I did have radiation burns under my arm and chest, along with difficulty swallowing and bad mucus proliferation in my throat, but the radiation oncologist told me that I’d had a much better response than many in my situation with fewer complications and was able to do all 33 sessions without a lapse. Which should improve my 5 year outcome.

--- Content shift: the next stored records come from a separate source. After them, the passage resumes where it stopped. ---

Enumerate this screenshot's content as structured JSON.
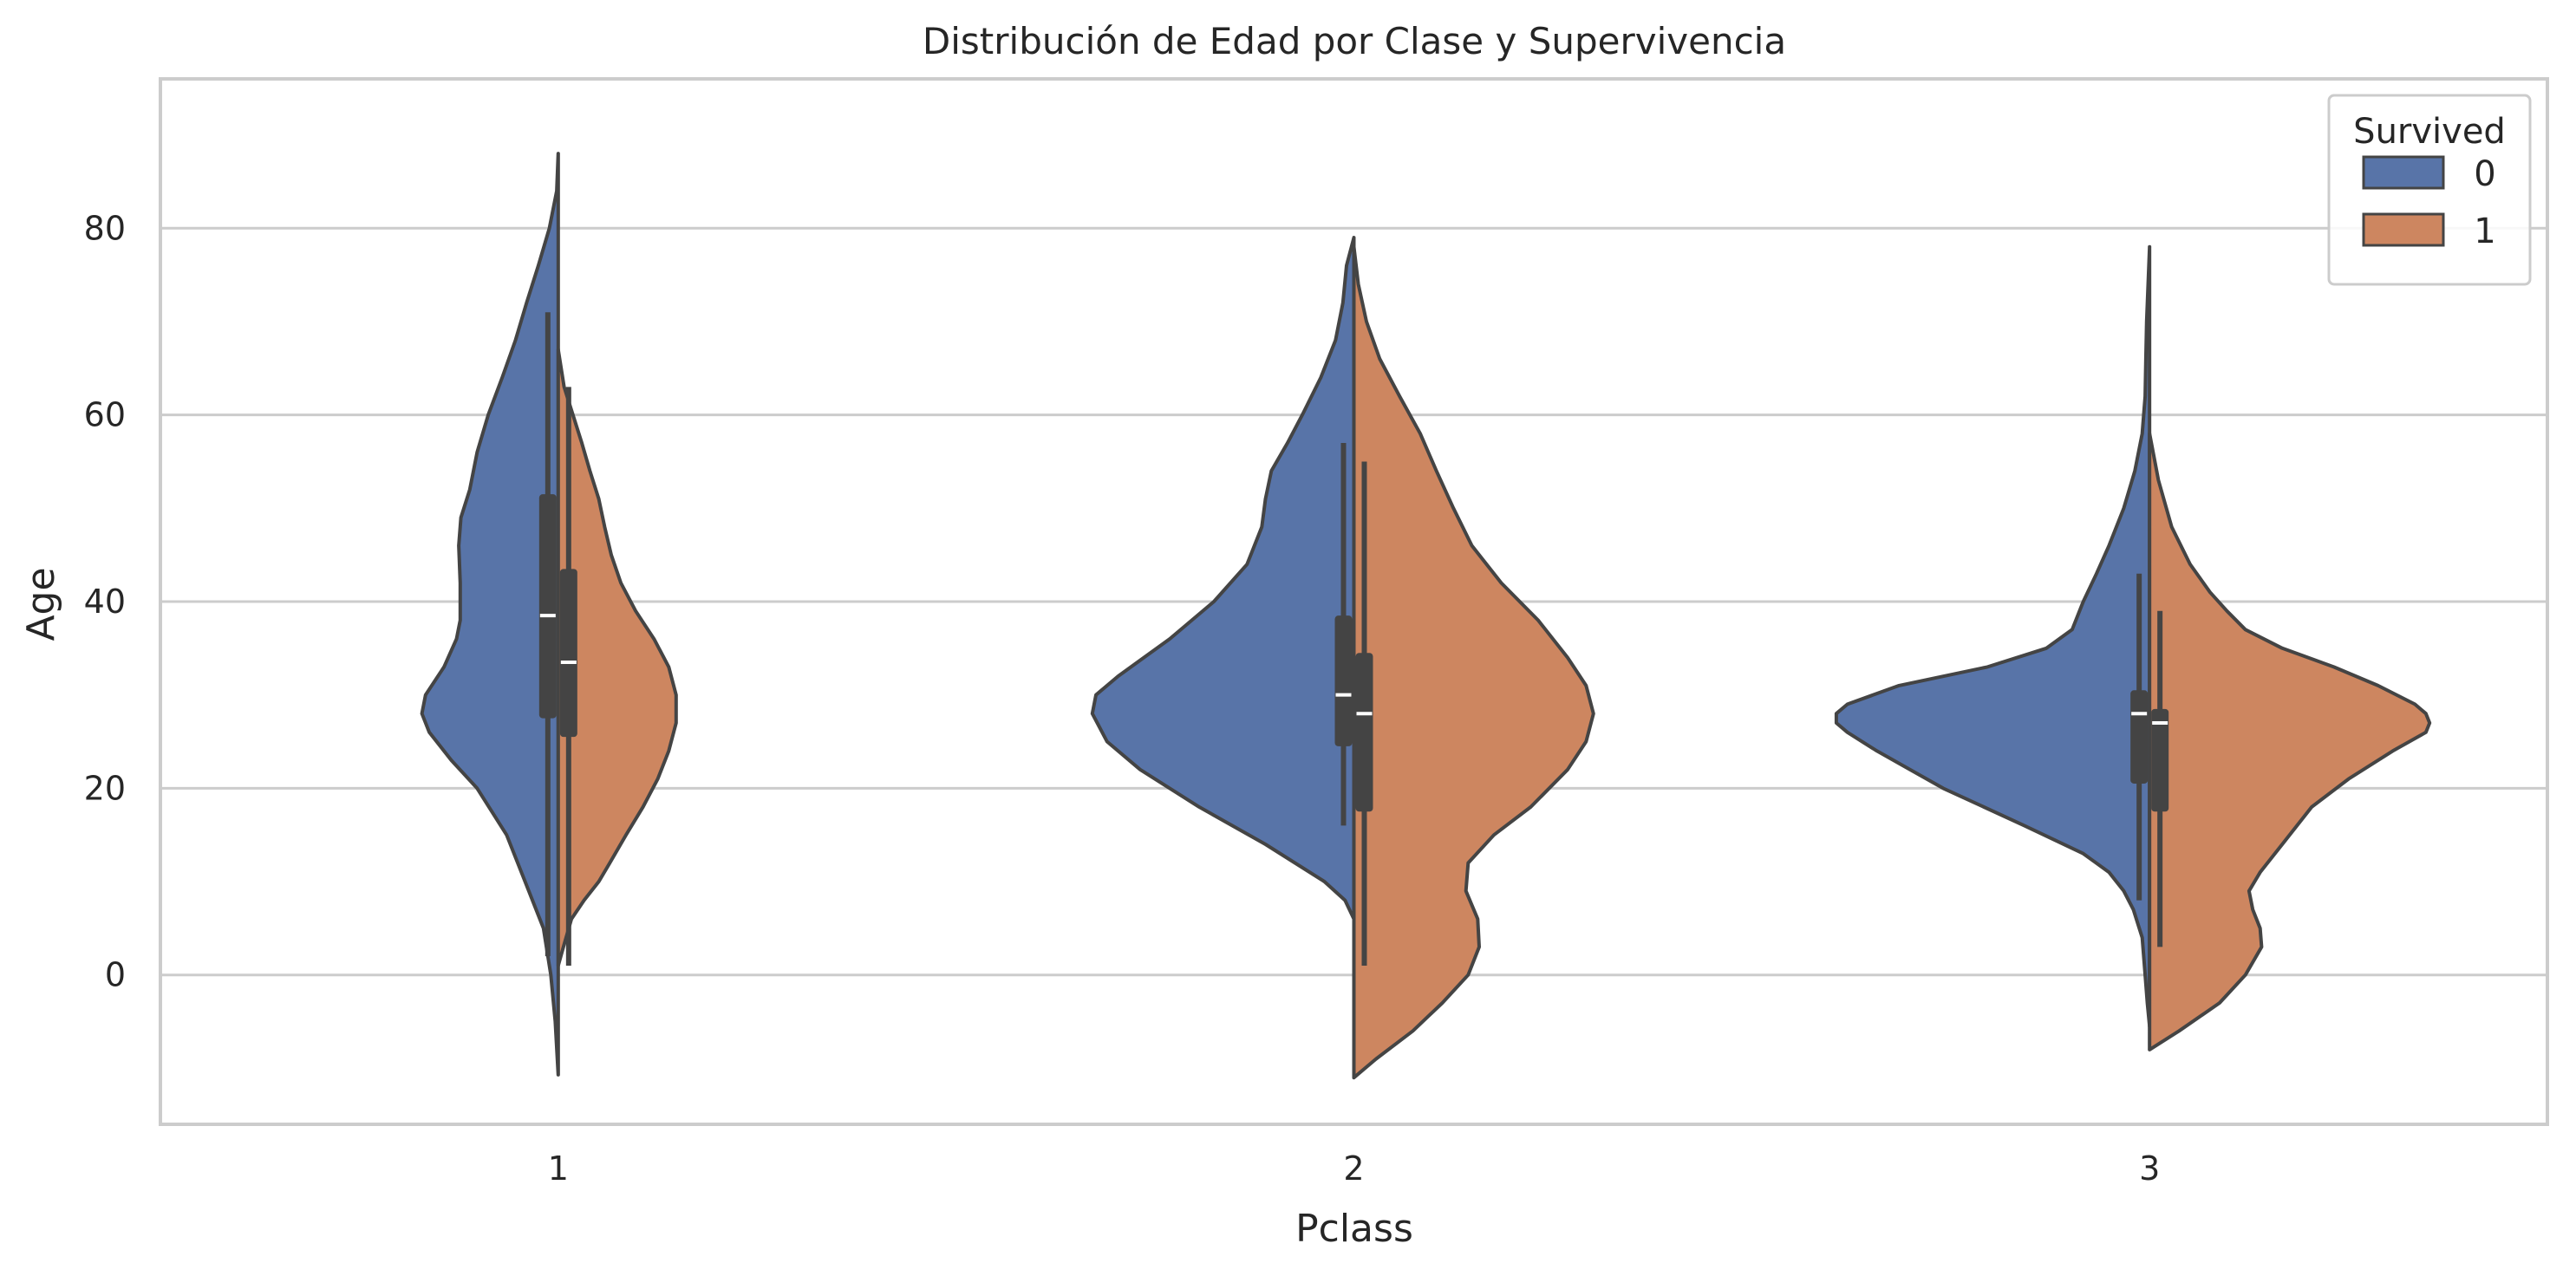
{
  "chart_data": {
    "type": "violin",
    "split": true,
    "title": "Distribución de Edad por Clase y Supervivencia",
    "xlabel": "Pclass",
    "ylabel": "Age",
    "categories": [
      "1",
      "2",
      "3"
    ],
    "y_ticks": [
      0,
      20,
      40,
      60,
      80
    ],
    "ylim": [
      -16,
      96
    ],
    "grid": "horizontal",
    "legend": {
      "title": "Survived",
      "placement": "top-right",
      "entries": [
        {
          "label": "0",
          "color": "#5874a8"
        },
        {
          "label": "1",
          "color": "#cd8660"
        }
      ]
    },
    "series": [
      {
        "name": "0",
        "color": "#5874a8",
        "side": "left",
        "violins": [
          {
            "category": "1",
            "profile": [
              [
                -10.7,
                0.0
              ],
              [
                -5,
                0.04
              ],
              [
                0,
                0.1
              ],
              [
                5,
                0.2
              ],
              [
                10,
                0.45
              ],
              [
                15,
                0.7
              ],
              [
                20,
                1.1
              ],
              [
                23,
                1.45
              ],
              [
                26,
                1.75
              ],
              [
                28,
                1.85
              ],
              [
                30,
                1.8
              ],
              [
                33,
                1.55
              ],
              [
                36,
                1.38
              ],
              [
                38,
                1.33
              ],
              [
                42,
                1.33
              ],
              [
                46,
                1.35
              ],
              [
                49,
                1.32
              ],
              [
                52,
                1.2
              ],
              [
                56,
                1.1
              ],
              [
                60,
                0.95
              ],
              [
                64,
                0.76
              ],
              [
                68,
                0.58
              ],
              [
                72,
                0.43
              ],
              [
                76,
                0.27
              ],
              [
                80,
                0.12
              ],
              [
                84,
                0.02
              ],
              [
                88,
                0.0
              ]
            ],
            "whisker": [
              2,
              71
            ],
            "iqr": [
              27.5,
              51.5
            ],
            "median": 38.5
          },
          {
            "category": "2",
            "profile": [
              [
                6,
                0.0
              ],
              [
                8,
                0.12
              ],
              [
                10,
                0.4
              ],
              [
                14,
                1.2
              ],
              [
                18,
                2.1
              ],
              [
                22,
                2.9
              ],
              [
                25,
                3.35
              ],
              [
                28,
                3.55
              ],
              [
                30,
                3.5
              ],
              [
                32,
                3.2
              ],
              [
                36,
                2.5
              ],
              [
                40,
                1.9
              ],
              [
                44,
                1.45
              ],
              [
                48,
                1.25
              ],
              [
                51,
                1.2
              ],
              [
                54,
                1.12
              ],
              [
                57,
                0.9
              ],
              [
                60,
                0.7
              ],
              [
                64,
                0.45
              ],
              [
                68,
                0.25
              ],
              [
                72,
                0.15
              ],
              [
                76,
                0.1
              ],
              [
                79,
                0.0
              ]
            ],
            "whisker": [
              16,
              57
            ],
            "iqr": [
              24.5,
              38.5
            ],
            "median": 30
          },
          {
            "category": "3",
            "profile": [
              [
                -5.5,
                0.0
              ],
              [
                -3,
                0.03
              ],
              [
                0,
                0.06
              ],
              [
                4,
                0.1
              ],
              [
                7,
                0.22
              ],
              [
                9,
                0.35
              ],
              [
                11,
                0.55
              ],
              [
                13,
                0.9
              ],
              [
                16,
                1.7
              ],
              [
                20,
                2.8
              ],
              [
                24,
                3.7
              ],
              [
                26,
                4.1
              ],
              [
                27,
                4.25
              ],
              [
                28,
                4.25
              ],
              [
                29,
                4.1
              ],
              [
                31,
                3.4
              ],
              [
                33,
                2.2
              ],
              [
                35,
                1.4
              ],
              [
                37,
                1.05
              ],
              [
                40,
                0.9
              ],
              [
                43,
                0.72
              ],
              [
                46,
                0.55
              ],
              [
                50,
                0.35
              ],
              [
                54,
                0.2
              ],
              [
                58,
                0.1
              ],
              [
                62,
                0.06
              ],
              [
                66,
                0.05
              ],
              [
                70,
                0.04
              ],
              [
                74,
                0.02
              ],
              [
                78,
                0.0
              ]
            ],
            "whisker": [
              8,
              43
            ],
            "iqr": [
              20.5,
              30.5
            ],
            "median": 28
          }
        ]
      },
      {
        "name": "1",
        "color": "#cd8660",
        "side": "right",
        "violins": [
          {
            "category": "1",
            "profile": [
              [
                1,
                0.0
              ],
              [
                3,
                0.07
              ],
              [
                6,
                0.18
              ],
              [
                8,
                0.35
              ],
              [
                10,
                0.55
              ],
              [
                12,
                0.7
              ],
              [
                15,
                0.92
              ],
              [
                18,
                1.15
              ],
              [
                21,
                1.35
              ],
              [
                24,
                1.5
              ],
              [
                27,
                1.6
              ],
              [
                30,
                1.6
              ],
              [
                33,
                1.5
              ],
              [
                36,
                1.3
              ],
              [
                39,
                1.05
              ],
              [
                42,
                0.85
              ],
              [
                45,
                0.72
              ],
              [
                48,
                0.63
              ],
              [
                51,
                0.55
              ],
              [
                54,
                0.43
              ],
              [
                57,
                0.32
              ],
              [
                60,
                0.2
              ],
              [
                63,
                0.08
              ],
              [
                67,
                0.0
              ]
            ],
            "whisker": [
              1,
              63
            ],
            "iqr": [
              25.5,
              43.5
            ],
            "median": 33.5
          },
          {
            "category": "2",
            "profile": [
              [
                -11,
                0.0
              ],
              [
                -9,
                0.3
              ],
              [
                -6,
                0.8
              ],
              [
                -3,
                1.2
              ],
              [
                0,
                1.55
              ],
              [
                3,
                1.7
              ],
              [
                6,
                1.68
              ],
              [
                9,
                1.52
              ],
              [
                12,
                1.55
              ],
              [
                15,
                1.9
              ],
              [
                18,
                2.4
              ],
              [
                22,
                2.9
              ],
              [
                25,
                3.15
              ],
              [
                28,
                3.25
              ],
              [
                31,
                3.15
              ],
              [
                34,
                2.9
              ],
              [
                38,
                2.5
              ],
              [
                42,
                2.0
              ],
              [
                46,
                1.6
              ],
              [
                50,
                1.35
              ],
              [
                54,
                1.12
              ],
              [
                58,
                0.9
              ],
              [
                62,
                0.62
              ],
              [
                66,
                0.35
              ],
              [
                70,
                0.17
              ],
              [
                74,
                0.06
              ],
              [
                78,
                0.0
              ]
            ],
            "whisker": [
              1,
              55
            ],
            "iqr": [
              17.5,
              34.5
            ],
            "median": 28
          },
          {
            "category": "3",
            "profile": [
              [
                -8,
                0.0
              ],
              [
                -6,
                0.4
              ],
              [
                -3,
                0.95
              ],
              [
                0,
                1.3
              ],
              [
                3,
                1.52
              ],
              [
                5,
                1.5
              ],
              [
                7,
                1.4
              ],
              [
                9,
                1.35
              ],
              [
                11,
                1.5
              ],
              [
                14,
                1.8
              ],
              [
                18,
                2.2
              ],
              [
                21,
                2.7
              ],
              [
                24,
                3.3
              ],
              [
                26,
                3.75
              ],
              [
                27,
                3.8
              ],
              [
                28,
                3.75
              ],
              [
                29,
                3.6
              ],
              [
                31,
                3.1
              ],
              [
                33,
                2.5
              ],
              [
                35,
                1.8
              ],
              [
                37,
                1.3
              ],
              [
                39,
                1.05
              ],
              [
                41,
                0.82
              ],
              [
                44,
                0.55
              ],
              [
                48,
                0.3
              ],
              [
                53,
                0.12
              ],
              [
                58,
                0.0
              ]
            ],
            "whisker": [
              3,
              39
            ],
            "iqr": [
              17.5,
              28.5
            ],
            "median": 27
          }
        ]
      }
    ]
  }
}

With 14 out of 36 nodes positive, my chance of recurrence is pretty high, but chemo and radiation, in addition to the radical mastectomy and lymph node dissection improve my odds. There is no doubt in my mind that my n=1 nutritional intervention contributed to the success of treatments. Today, I continue eating low carb and continue to intermittent alternate day fast with a 14-18 hour daily fast. I will take Femara (aromatase inhibitor aka anti-hormone, anti-cancer drug) for the next 10 years. I am still undergoing reconstruction with the 4th surgery due sometime this year and struggle with ongoing fatigue, throat mucus, cellulitis infections in the irradiated arm, and systemic fungal infections, in addition to Stage II lymphedema in my irradiated arm.
In some ways, the aftermath is harder to bear than the original cancer treatment. But I’m happy and grateful to God, my healers, and to my intermittent alternate day, ketogenic diet, to be alive. And I’m convinced that ADF and KDs work to improve health and fight deadly diseases of metabolism such as cancer!